For $x\in [-1,1]$ we define $\phi (x)=|x|$ and then we extend $\phi$ to the whole $\mathbb{R}$ such that $\phi (x+2)=\phi (x)$.

Then the desired $f:\mathbb{R}\rightarrow \mathbb{R}$ is $$f(x)=\sum_{n=0}^{\infty}\left (\frac{3}{4}\right )^n\phi \left (4^nx\right )$$

Then $f$ is continuous and bounded on $\mathbb{R}$.

For $x_0\in \mathbb{R}$ and $k\in \mathbb{N}^{\star}$ take $\delta_k=\pm \frac{1}{2}4^k$, where the sign is chosen such that there is no integer between $4^kx_0$ and $4^k(x_0+\delta_k)$ (it is $4^k\mid \delta_k$).

Define $\gamma_n=\frac{1}{\delta_k}\left [\phi \left (4^n(x_0+\delta_k)\right )-\phi \left (4^nx_0\right )\right ]$.
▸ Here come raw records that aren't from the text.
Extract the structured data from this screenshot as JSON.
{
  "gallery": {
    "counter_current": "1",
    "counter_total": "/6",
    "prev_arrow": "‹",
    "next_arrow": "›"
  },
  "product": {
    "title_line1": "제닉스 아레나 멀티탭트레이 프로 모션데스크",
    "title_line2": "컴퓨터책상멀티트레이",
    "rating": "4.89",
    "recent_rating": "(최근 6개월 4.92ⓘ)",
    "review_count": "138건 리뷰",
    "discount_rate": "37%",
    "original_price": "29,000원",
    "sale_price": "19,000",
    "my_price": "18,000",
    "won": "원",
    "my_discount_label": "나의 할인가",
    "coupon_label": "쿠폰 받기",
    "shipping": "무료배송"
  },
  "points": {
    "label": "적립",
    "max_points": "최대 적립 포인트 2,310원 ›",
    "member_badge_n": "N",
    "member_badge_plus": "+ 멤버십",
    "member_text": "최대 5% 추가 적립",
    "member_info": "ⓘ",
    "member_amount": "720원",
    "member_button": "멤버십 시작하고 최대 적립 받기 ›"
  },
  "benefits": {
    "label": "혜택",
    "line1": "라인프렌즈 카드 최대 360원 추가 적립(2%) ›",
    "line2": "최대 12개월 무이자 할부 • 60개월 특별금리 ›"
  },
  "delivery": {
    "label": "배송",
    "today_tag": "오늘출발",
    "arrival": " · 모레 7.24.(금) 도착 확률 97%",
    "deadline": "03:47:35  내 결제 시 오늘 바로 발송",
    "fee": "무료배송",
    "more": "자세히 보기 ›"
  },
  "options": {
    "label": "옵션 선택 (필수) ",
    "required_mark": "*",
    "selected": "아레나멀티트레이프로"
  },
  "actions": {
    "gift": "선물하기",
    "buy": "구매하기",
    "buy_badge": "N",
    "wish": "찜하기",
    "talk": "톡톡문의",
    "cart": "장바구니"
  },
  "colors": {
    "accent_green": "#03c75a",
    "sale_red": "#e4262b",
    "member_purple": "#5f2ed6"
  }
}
For $n>k$ it is $\gamma_n=0$ and for $0\leq n\leq k$ it is $|\gamma_n|\leq 4^n$.

Since $|\gamma_k|=4^k$ we have that $$\left |\frac{f(x_0+\delta_k)-f(x_0)}{\delta_k}\right |=\left |\sum_{n=0}^k\left (\frac{3}{4}\right )^n\gamma_n\right |\geq 3^k-\sum_{n=0}^{k-1}3^n=\frac{1}{2}\left (3^k+1\right )$$ so for $k\rightarrow +\infty$, $\delta_k\rightarrow 0$ and $3^k\rightarrow +\infty$, it follows that....

This is not very clear for me.

Let's start from the beginning.

Why do we define in that they the function $\phi$ ?

Then $f$ is continuous and bounded. Could you give me a hint how we can see that?